Seit Monaten gehen in Serbien Studierende gegen die Regierung auf die Straßen. Die setzt laut Kritikern nun auf eine neue Strategie: religiöse Spaltung.

Zehntausende Menschen gehen in Serbien, wie hier in Belgrad, auf die Straße
Zehntausende Menschen gehen in Serbien, wie hier in Belgrad, auf die StraßeImago / Nur-Photo

In Serbien werden die seit Monaten anhaltenden Studentenproteste erstmals von religiösen Untertönen begleitet. Demonstranten in der südserbischen Stadt Novi Pazar werfen den Regierenden vor, Aversionen gegen die dortige muslimische Bevölkerung zu schüren. Dies sei Teil der Strategie von Präsident Aleksandar Vucic, der von der aktuellen politischen Krise ablenken wolle.

Regierungsnahe Boulevardmedien bezeichneten die protestierenden ethnischen Bosniaken von Novi Pazar laut Zeitungen als Islamisten, Extremisten und Dschihadisten. Damit zielten sie auf eine Spaltung zwischen ethnischen Serben und Bosniaken. Mehrere Politikwissenschaftler widersprechen aber der Annahme, die Demonstranten könnten von religiösen Motiven geleitet sein. Staatsoberhaupt Vucic selbst sprach in einem Interview von “anti-serbischen” Kräften.

Serbien: Studenten organisieren Proteste

Die Studenten werfen den Verantwortlichen laut Radio Slobodna Evropa (Radio Free Europe) vor, ein Narrativ der “Vergangenheit” wiederzubeleben. Ziel sei, die tatsächlichen Umstände der jüngsten Proteste zu verschleiern. Dem Portal zufolge lösten Maskierte in der Nacht zum Montag gewaltsam eine Blockade der Staatlichen Universität Novi Pazar auf.
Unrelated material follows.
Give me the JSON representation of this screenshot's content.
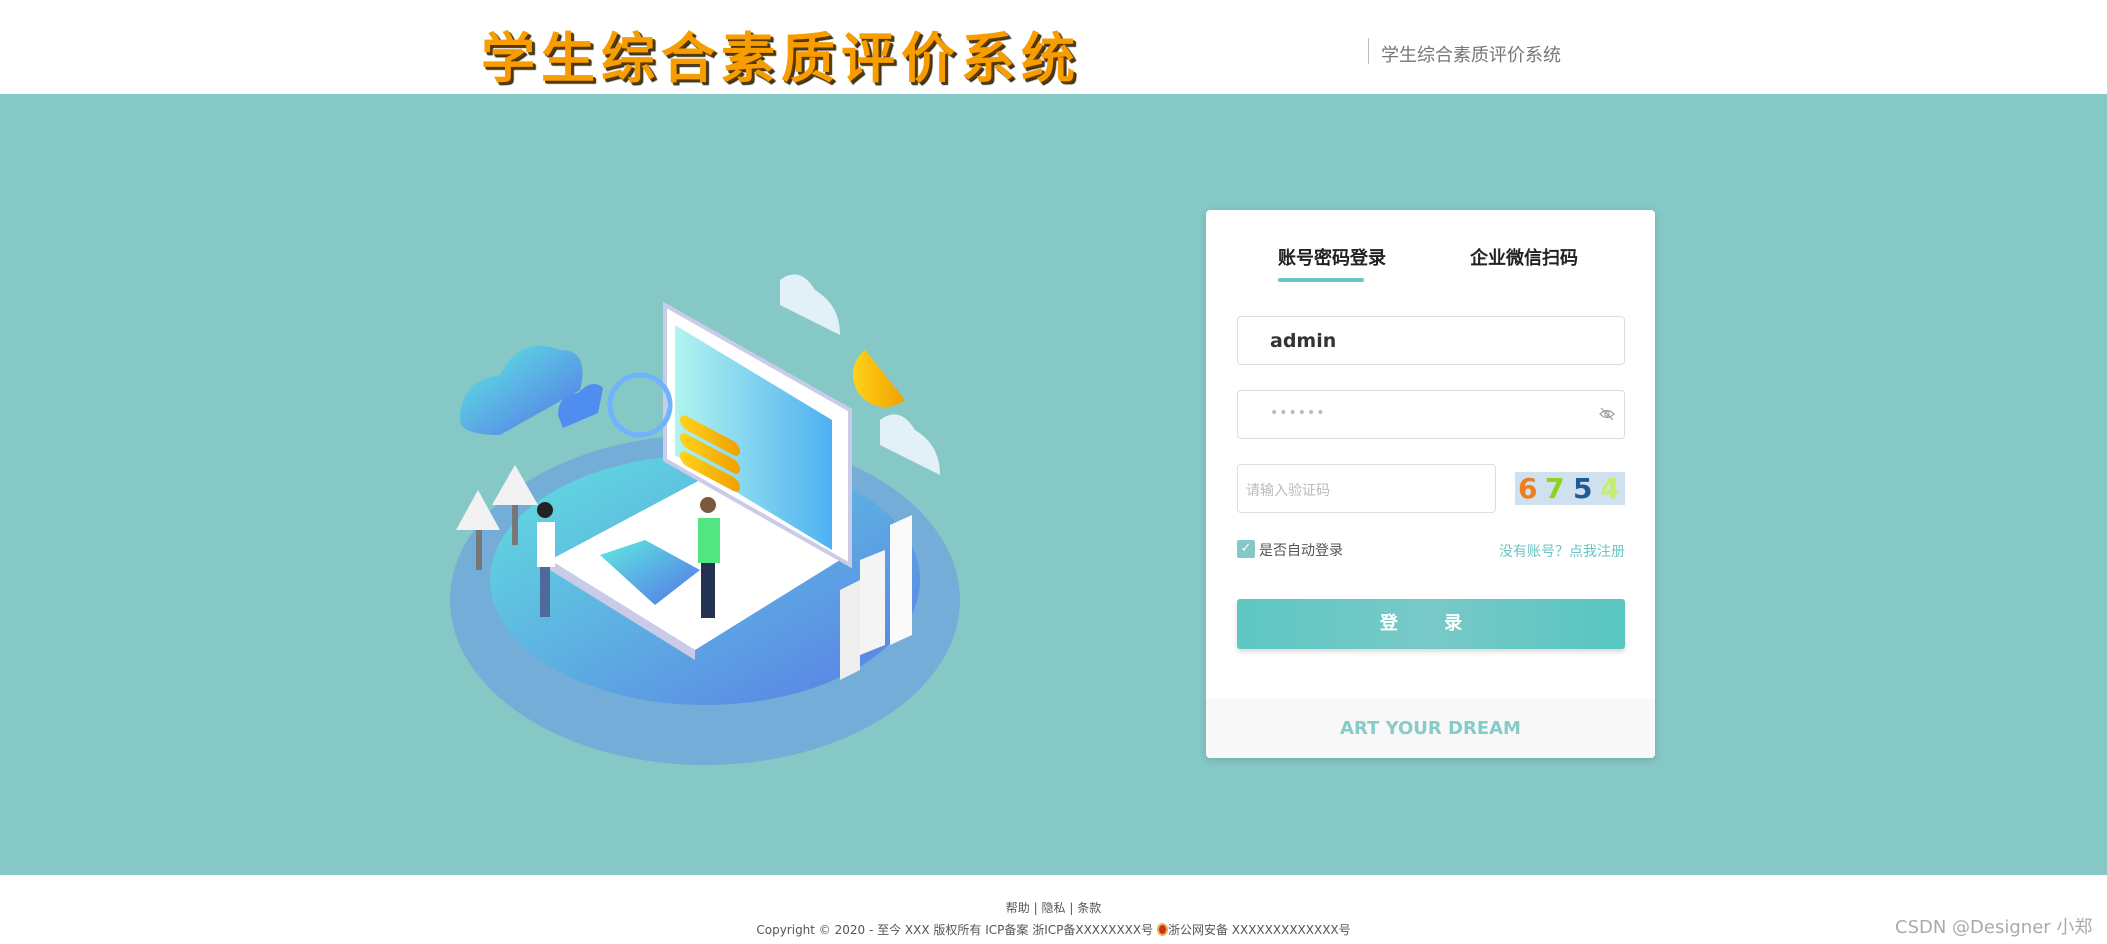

Nach der Vertreibung der Studenten sei es zu Zusammenstößen mit der Polizei und Verhaftungen gekommen.

Seit acht Monaten blockieren Studenten in Serbien Fakultäten und organisieren immer wieder Massendemos. Als Auslöser gilt das Bahnhofsunglück von Novi Sad, bei dem im November 16 Menschen unter einem einstürzenden Vordach starben. Als Ursachen gelten Schlamperei und Korruption. Während die Regierungsgegner zunächst gegen Korruption und für Rechtsstaatlichkeit eintraten, fordern sie seit kurzem auch Neuwahlen. Laut Vucic werden die nächsten Parlamentswahlen frühestens 2026 abgehalten.